WASHINGTON — Physician obligation to help patients negotiate the upcoming Medicare Part D outpatient drug benefit will result in “another unfunded mandate” for Medicare providers, Ronald Castellanos, M.D., chairman of the Practicing Physicians Advisory Council said at the group's recent meeting.
Noting that patients are most likely to rely on their physicians for aid in choosing among the new drug plans, Dr. Castellanos said, “Basically what you're doing is putting the burden on physicians in their offices to really educate the Medicare recipient.”
PPAC members asked the Centers for Medicare and Medicaid Services to make educational materials as simple possible, including information on whether beneficiaries are eligible for the low-income portion of the program.
“I really want a lot of information, very digestible,” said PPAC member Geraldine O'Shea, D.O., an internist from Jackson, Calif. “Something very easy for them to understand, because I do not want to take time out of my time to do medicine with my patient to say, 'Well, let me see your tax return.'”
“We are trying to make the information available as simple as possible,” said Jeffrey Kelman, M.D., medical officer for the CMS Center for Beneficiary Choices.
Council member Barbara McAneny, M.D., an oncologist from Albuquerque, requested a computer program that would allow physicians to type in the drugs a patient is using and come up with the plan that would cover all of them. She also proposed that CMS be required to develop a reimbursement code for physician time spent on drug plan education, but it was voted down by the panel, with members saying it wasn't practical.
Dr. Kelman said CMS is getting “much more robust formularies” from drug plans than officials had anticipated. “They're looking like commercial formularies,” he said, adding that the formularies would be available on the Web site in October.
All drugs approved by the Food and Drug Administration must be on the formularies, Dr. Kelman said. If a drug is not included, a beneficiary can appeal, based on medical necessity, “preferably with a physician's help,” he said. “All medically necessary drugs that are approved by the FDA with certain exceptions … have to be available.” In a move important to rare drug organizations, Dr. Kelman said if there is only one drug to treat a disease, it must be included in the formulary.
Part D also will ensure drugs are available for chronic conditions by “favorably risk adjusting” those diseases, Dr. Kelman said. The plans also will “overadjust” for low-income individuals and nursing homes. “We went to a lot to trouble to ensure nobody was discriminated against on the formulary or based on the Part D benefit,” Dr.
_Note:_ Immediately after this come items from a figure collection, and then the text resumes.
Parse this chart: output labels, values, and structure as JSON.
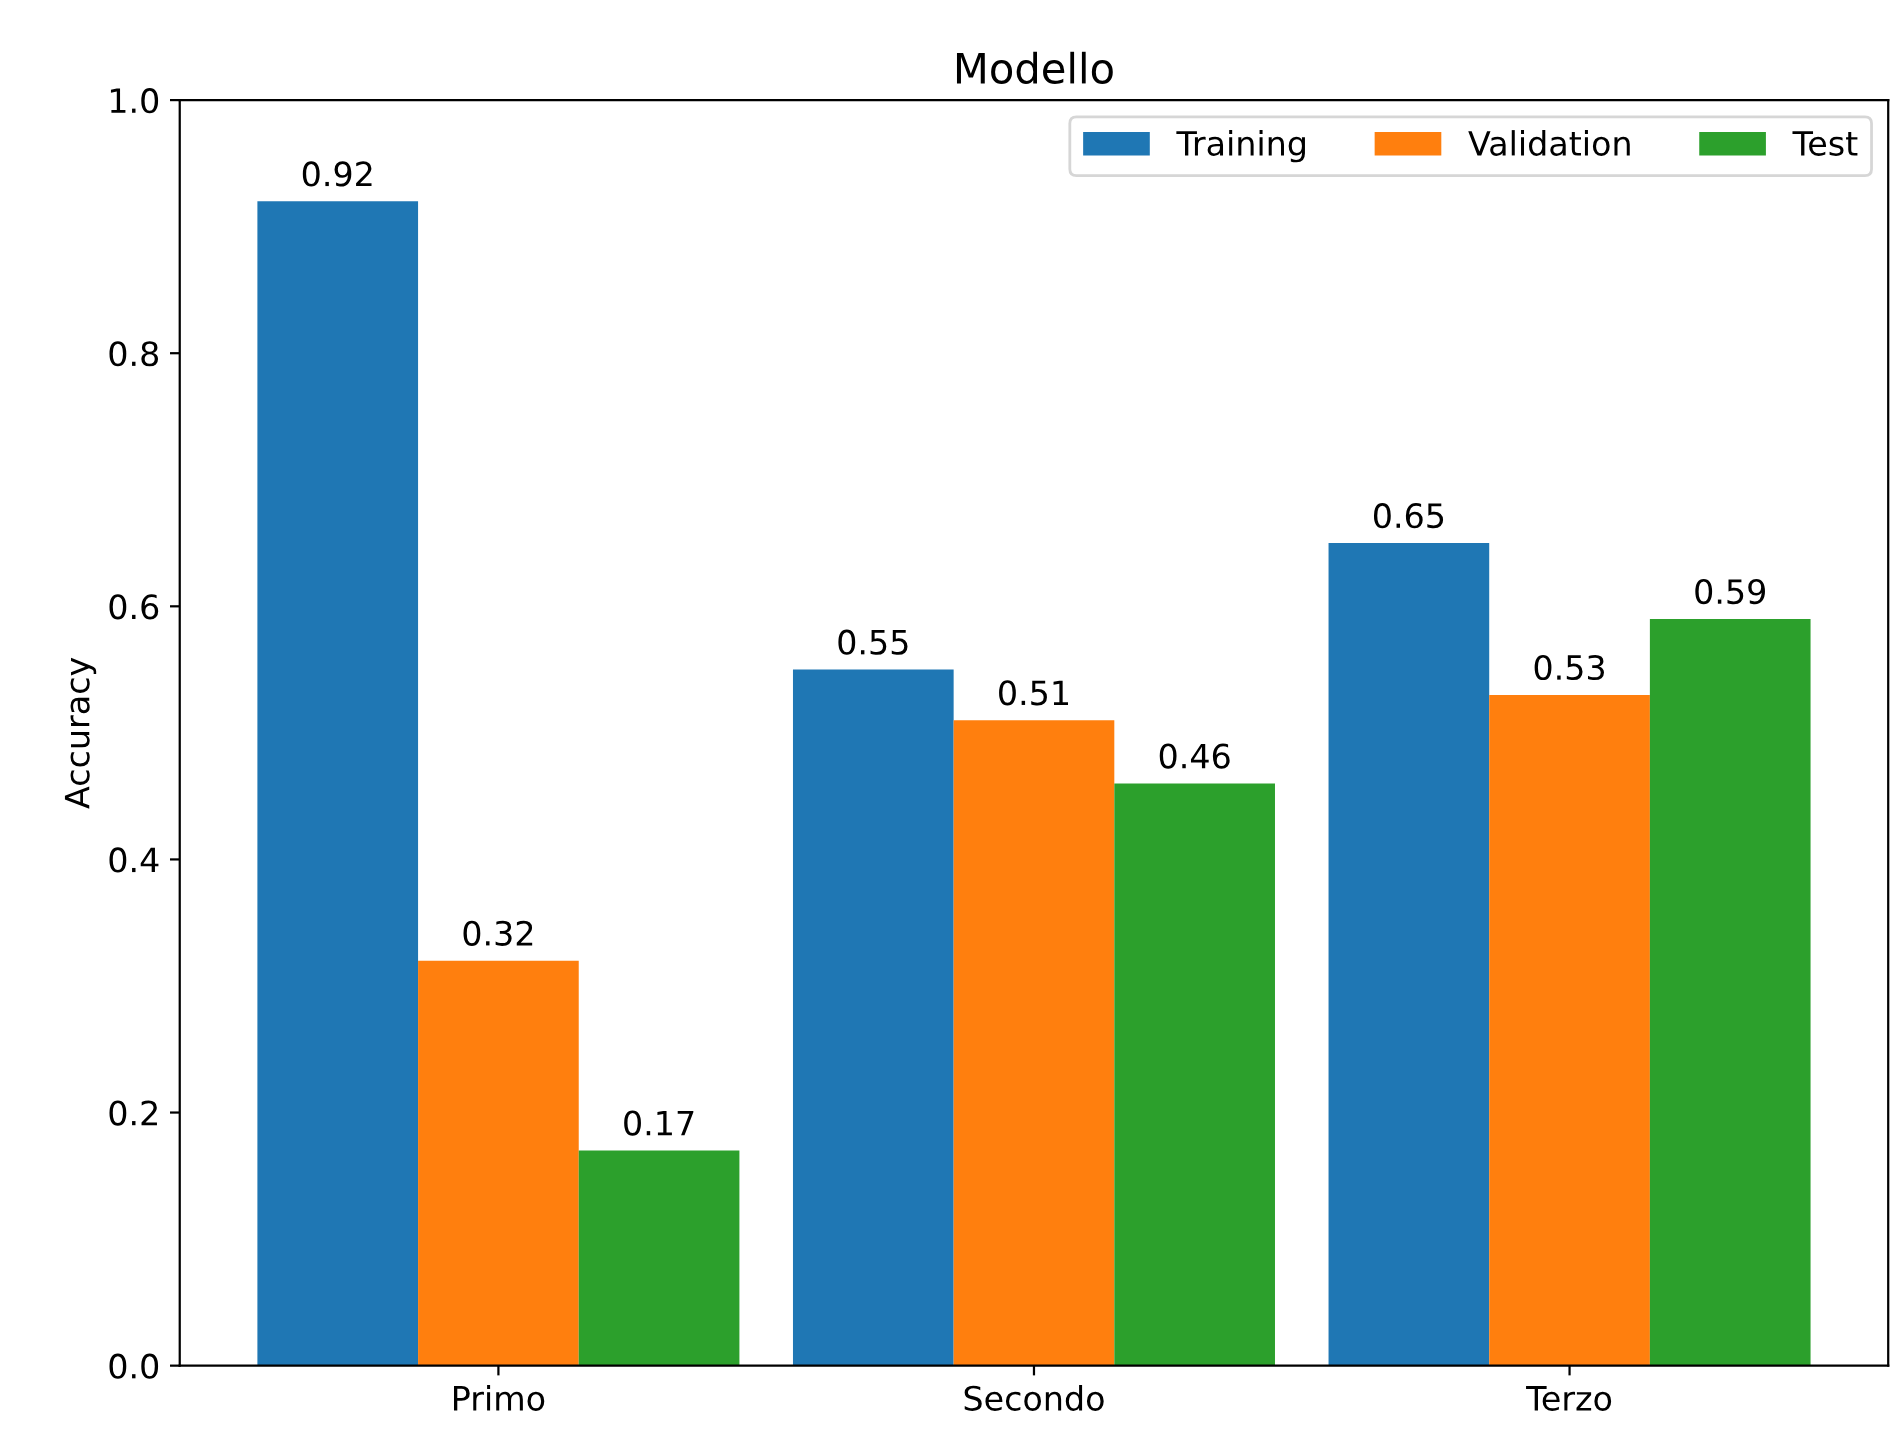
{
  "chart_data": {
    "type": "bar",
    "title": "Modello",
    "ylabel": "Accuracy",
    "categories": [
      "Primo",
      "Secondo",
      "Terzo"
    ],
    "series": [
      {
        "name": "Training",
        "color": "#1f77b4",
        "values": [
          0.92,
          0.55,
          0.65
        ]
      },
      {
        "name": "Validation",
        "color": "#ff7f0e",
        "values": [
          0.32,
          0.51,
          0.53
        ]
      },
      {
        "name": "Test",
        "color": "#2ca02c",
        "values": [
          0.17,
          0.46,
          0.59
        ]
      }
    ],
    "ylim": [
      0,
      1.0
    ],
    "yticks": [
      {
        "value": 0,
        "label": "0.0"
      },
      0.2,
      0.4,
      0.6,
      0.8,
      {
        "value": 1.0,
        "label": "1.0"
      }
    ],
    "data_labels": true,
    "grid": false,
    "legend": "top right"
  }
}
Kelman said. Dr. Kelman urged physicians to begin moving patients to the new formularies before the benefit is effective Jan. 1, 2006. “The last thing we want is 40 million exceptions and appeals in the first week,” he said. Beneficiaries can enroll in the program from November 15 through May 15.
In other issues, Dr. Kelman pointed out that by law, barbiturates and benzodiazepines will not be covered by the plans. He said the program was hoping states would continue to pay for these inexpensive drugs for dual-eligible beneficiaries (those receiving both Medicaid and Medicare benefits). Other drugs not covered include cosmetic agents and weight-loss and weight-gain products.